Son: “Hey! I was just wondering, instead of this check, would you be able to do an electronic deposit of the proceeds to my checking account?”

Attorney: “Oh, sure, that’s no problem. Just fill out this form—” *pulls a form out of his drawer and hands it to the man* “—and fill out the banking information and all your details. After I enter it into my system, I can process the payment.”

Son: “Oh, great. How long will this take?”

Attorney: “Not long at all! Once you complete the form, I just type in the information into the system and submit the funds transfer. Then it takes twenty-four to forty-eight hours for the deposit to hit your account. Since today is Wednesday, most likely you’ll have the money by tomorrow, but no later than Friday.”

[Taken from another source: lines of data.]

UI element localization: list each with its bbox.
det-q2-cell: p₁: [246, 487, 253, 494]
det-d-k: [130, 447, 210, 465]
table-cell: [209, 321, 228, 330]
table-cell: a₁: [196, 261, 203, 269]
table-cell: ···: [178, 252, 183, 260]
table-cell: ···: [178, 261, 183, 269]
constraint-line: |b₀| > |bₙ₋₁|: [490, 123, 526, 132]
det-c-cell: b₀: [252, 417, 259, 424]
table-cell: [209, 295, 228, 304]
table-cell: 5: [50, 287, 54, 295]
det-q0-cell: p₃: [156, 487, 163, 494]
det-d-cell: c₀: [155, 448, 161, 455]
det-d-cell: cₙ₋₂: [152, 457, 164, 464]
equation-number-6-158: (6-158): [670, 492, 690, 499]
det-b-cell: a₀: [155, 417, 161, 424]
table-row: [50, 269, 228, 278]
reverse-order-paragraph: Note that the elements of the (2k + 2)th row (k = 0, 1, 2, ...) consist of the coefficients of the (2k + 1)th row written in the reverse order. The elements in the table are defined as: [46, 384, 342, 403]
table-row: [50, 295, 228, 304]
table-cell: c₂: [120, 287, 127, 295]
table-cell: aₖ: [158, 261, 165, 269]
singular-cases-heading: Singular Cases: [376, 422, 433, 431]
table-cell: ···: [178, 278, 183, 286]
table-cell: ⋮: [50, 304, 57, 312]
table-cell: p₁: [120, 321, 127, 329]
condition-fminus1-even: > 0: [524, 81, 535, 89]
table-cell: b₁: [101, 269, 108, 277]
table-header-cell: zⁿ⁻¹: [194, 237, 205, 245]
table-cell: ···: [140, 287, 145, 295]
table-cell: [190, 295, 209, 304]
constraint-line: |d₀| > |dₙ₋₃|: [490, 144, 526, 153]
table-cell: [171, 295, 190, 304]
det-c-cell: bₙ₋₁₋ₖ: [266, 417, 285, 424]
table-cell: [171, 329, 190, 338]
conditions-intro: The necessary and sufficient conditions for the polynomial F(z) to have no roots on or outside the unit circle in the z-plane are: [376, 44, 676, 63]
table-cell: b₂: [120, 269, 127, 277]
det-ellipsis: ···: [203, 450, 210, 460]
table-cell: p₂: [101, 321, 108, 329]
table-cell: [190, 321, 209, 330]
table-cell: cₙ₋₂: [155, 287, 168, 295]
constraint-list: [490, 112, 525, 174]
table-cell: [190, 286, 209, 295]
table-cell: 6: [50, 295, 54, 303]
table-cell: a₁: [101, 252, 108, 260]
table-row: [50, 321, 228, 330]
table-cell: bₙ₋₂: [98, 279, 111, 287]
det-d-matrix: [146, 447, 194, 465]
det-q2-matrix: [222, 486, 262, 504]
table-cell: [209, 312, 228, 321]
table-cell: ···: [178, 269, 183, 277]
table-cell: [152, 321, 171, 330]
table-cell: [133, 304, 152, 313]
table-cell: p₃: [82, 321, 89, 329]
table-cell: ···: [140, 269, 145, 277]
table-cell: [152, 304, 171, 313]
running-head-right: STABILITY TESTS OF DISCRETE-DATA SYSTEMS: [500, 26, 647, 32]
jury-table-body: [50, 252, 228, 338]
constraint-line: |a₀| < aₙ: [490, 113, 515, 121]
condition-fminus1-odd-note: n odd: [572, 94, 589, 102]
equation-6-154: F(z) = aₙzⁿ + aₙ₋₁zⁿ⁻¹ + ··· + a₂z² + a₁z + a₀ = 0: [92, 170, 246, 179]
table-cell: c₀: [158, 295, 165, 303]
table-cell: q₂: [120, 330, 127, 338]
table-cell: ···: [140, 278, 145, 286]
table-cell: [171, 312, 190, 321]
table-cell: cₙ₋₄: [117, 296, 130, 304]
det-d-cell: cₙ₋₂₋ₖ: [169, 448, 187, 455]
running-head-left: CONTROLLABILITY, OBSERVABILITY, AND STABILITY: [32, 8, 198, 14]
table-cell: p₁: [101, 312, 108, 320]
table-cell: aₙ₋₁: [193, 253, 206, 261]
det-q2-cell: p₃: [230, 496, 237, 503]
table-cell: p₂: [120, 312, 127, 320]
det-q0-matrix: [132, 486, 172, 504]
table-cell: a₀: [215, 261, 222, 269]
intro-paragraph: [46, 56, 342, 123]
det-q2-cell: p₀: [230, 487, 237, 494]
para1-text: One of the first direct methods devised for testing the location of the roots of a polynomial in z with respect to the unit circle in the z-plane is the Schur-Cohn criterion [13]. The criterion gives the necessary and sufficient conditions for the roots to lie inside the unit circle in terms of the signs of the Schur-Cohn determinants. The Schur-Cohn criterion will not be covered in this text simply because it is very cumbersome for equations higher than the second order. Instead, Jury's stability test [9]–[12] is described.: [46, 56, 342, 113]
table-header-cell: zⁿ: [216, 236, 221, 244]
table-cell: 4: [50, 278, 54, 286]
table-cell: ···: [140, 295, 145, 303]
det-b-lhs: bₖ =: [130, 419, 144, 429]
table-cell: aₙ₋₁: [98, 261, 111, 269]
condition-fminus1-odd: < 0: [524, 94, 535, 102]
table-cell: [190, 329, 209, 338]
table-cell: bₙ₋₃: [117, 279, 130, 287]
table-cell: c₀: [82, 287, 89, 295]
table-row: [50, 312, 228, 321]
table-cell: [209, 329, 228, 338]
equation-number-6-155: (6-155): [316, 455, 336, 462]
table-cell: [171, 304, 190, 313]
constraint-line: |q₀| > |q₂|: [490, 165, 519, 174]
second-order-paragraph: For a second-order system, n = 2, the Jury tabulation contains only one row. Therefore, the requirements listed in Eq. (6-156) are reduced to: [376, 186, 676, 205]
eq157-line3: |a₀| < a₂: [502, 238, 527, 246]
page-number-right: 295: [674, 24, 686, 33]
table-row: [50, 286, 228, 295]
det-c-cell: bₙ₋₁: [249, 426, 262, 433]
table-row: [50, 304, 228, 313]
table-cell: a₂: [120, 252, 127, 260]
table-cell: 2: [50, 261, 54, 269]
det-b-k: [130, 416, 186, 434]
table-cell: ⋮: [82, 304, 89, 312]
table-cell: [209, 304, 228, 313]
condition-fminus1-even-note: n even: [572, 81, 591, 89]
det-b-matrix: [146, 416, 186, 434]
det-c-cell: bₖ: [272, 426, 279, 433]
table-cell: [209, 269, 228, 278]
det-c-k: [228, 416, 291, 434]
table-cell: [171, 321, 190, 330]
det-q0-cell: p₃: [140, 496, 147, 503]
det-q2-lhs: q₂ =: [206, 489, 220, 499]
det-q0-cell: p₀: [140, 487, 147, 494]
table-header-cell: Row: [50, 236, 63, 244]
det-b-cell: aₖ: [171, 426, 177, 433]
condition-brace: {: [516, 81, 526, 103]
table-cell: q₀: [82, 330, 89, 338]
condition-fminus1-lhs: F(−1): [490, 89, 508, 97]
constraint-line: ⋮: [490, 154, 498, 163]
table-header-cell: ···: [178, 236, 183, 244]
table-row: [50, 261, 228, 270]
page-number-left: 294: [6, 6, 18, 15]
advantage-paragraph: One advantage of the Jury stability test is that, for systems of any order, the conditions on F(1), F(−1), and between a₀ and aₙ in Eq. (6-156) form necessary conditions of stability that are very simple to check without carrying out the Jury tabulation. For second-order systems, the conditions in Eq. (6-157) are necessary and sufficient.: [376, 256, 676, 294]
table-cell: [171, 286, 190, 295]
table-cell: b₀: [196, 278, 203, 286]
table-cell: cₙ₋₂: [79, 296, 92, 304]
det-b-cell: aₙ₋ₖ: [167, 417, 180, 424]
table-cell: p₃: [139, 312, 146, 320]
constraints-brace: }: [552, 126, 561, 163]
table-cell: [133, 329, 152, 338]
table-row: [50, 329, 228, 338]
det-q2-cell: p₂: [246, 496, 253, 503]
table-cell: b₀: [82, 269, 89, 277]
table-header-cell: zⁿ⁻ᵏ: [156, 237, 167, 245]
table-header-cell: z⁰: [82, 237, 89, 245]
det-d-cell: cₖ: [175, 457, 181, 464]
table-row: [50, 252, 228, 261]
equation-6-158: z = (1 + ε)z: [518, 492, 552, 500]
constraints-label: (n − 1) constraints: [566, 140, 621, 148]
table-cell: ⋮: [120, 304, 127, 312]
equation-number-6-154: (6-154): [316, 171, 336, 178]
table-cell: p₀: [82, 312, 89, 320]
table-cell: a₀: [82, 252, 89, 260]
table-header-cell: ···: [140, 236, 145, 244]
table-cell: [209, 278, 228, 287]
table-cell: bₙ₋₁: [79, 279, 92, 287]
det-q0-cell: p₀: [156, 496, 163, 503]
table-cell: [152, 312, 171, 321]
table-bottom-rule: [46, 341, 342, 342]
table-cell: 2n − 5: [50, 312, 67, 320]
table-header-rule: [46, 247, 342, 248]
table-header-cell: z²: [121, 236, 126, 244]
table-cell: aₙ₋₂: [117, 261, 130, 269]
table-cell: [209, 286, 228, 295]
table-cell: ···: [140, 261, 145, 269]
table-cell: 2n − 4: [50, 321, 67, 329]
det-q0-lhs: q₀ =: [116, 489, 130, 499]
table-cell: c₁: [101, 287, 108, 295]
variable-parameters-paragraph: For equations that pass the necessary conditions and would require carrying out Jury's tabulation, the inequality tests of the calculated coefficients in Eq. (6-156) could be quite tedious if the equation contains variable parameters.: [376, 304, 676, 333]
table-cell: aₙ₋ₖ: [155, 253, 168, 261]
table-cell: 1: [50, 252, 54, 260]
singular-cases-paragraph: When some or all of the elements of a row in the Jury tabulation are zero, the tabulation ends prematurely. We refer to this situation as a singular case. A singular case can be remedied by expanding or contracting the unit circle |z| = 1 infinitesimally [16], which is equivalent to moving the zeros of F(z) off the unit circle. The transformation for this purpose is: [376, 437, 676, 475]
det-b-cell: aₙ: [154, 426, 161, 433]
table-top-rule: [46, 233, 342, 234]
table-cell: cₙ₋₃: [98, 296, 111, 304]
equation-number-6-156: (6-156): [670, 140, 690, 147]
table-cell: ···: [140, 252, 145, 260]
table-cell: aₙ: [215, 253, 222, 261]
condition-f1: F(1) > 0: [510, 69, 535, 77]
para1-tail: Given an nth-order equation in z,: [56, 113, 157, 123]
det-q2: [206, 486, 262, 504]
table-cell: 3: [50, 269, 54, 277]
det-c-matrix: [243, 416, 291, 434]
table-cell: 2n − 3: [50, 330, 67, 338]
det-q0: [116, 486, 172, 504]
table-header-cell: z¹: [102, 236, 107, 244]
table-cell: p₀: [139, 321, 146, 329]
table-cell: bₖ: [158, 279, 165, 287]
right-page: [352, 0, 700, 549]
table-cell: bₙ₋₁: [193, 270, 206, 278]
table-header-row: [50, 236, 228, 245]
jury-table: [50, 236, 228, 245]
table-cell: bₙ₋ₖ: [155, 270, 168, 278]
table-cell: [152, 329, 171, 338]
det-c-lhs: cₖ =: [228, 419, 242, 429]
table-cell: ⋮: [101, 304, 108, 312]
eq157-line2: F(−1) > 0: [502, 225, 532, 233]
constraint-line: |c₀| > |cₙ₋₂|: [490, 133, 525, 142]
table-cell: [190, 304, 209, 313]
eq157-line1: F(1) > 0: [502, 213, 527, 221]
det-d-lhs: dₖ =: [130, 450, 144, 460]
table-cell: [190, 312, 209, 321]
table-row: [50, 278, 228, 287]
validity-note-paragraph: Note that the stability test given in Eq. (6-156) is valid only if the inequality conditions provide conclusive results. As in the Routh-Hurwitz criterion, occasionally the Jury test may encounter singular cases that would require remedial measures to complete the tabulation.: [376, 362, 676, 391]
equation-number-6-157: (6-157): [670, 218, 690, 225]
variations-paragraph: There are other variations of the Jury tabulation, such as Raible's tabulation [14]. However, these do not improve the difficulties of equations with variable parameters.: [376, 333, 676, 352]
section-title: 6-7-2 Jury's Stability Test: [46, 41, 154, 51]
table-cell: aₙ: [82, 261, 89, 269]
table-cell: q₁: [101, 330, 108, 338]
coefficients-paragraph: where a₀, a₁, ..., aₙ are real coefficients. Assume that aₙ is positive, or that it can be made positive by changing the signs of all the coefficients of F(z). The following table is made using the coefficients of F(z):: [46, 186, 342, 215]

Son: “Perfect, let’s do that!”

They complete the process, which takes about fifteen or twenty minutes. After they’re done, the son thanks the attorney and goes on his way.

Jump ahead a little over a week, and my attorney friend starts getting a bunch of calls from people he’s written checks with during the past week to ten days.

Caller: “Hey, [Attorney], that check you wrote me bounced!”

Attorney: “What?! Are you serious?”

Caller: “Yes, for certain.”

Attorney: “I can’t understand. There’s plenty of money in my account. It must be a problem at the bank. I’ll call them and let you know what’s going on.”

He got almost a dozen calls just like this.

After calling his bank, he found out what had happened. That man who left with the check for only about a minute used the mobile banking app on his phone and made the deposit that way. Then, he came back in, got the electronic transfer money, and ended up with $80,000 instead of $40,000. He then immediately closed his account as soon as he had the money, got a bank check for the balance, and left for somewhere in Europe the next day. This all but wiped out my friend’s checking account. He had almost a dozen check payments that he had to reissue, which took him several weeks to do.

My attorney friend tried for weeks to get the money back, but they were unable to trace where the guy — or his money — had gone, other than that he’d fled the country to Europe, and how they found that out, he didn’t know. He filed a claim with his bank that the check had been fraudulently deposited, but as of the last time I spoke to him a few years ago, he still hadn’t got his money back; it was still being worked on.

He did change his procedures, though. He tells all clients now what their options are for receiving their money, but once they choose one and leave the building, their choice can’t be changed.

Lesson learned, and by me, too! I’ve never encountered this issue, but I follow the same process and am insanely careful about financial procedures in my office.